Premières actions médiatiques

Mais comment ? De discussions en discussions, l’idée est lancée de mettre en scène un faux accouchement sur la route, comme symbole des temps à venir. Christelle Bouche, cantinière et seule femme enceinte de l’assemblée, est partante pour jouer les parturientes abandonnées. Un rôle à la mesure de sa situation. “J’ai appris le jour de ma dernière échographie que la maternité allait fermer et que je ne pourrais donc pas accoucher au Blanc comme prévu, raconte-t-elle, et je l’ai su par les médias ! Vous vous rendez compte ?” Le 29 juin, deux jours après que la maternité ait baissé le rideau, elle crie au milieu d’un carrefour du Blanc, mime les dernières contractions, tandis qu’un ami comédien joue le père paniqué sous le regard d’une petite centaine de personnes. Le “spectacle de rue” est un succès et à la réunion suivante, d’autres rejoignent le groupe. Avec une quinzaine d’habitant·e·s, décidé·e·s et plein·e·s d’idées, le collectif est lancé. Son nom : Cpasdemainlaveille. “Parce que ce n’est pas demain la veille qu’on va se laisser faire. C’est l’idée que nous, habitant·e·s, réagissons !”, explique Claire Moreau.

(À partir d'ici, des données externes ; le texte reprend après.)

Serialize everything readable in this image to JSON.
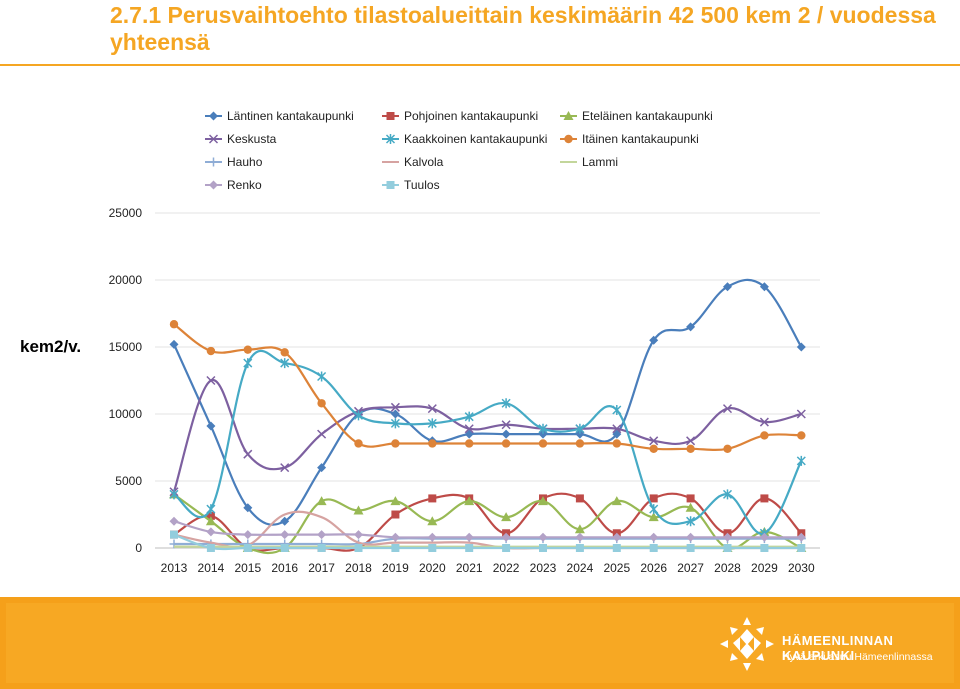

Le Blanc n’a certes pas attendu la création du collectif pour agir. “Le comité de défense de l’hôpital fait un super boulot depuis 2011 en travaillant notamment sur le plan politique et juridique, il fait pression sur l’administration et le gouvernement. Le principe du collectif d’habitant·e·s, de son côté, est que chacun·e puisse faire quelque chose à son niveau. Avec nos propositions d’actions médiatiques où tout le monde peut participer, nous sommes complémentaires du comité”, précise Laure Courgeau, animatrice de réseaux agricoles.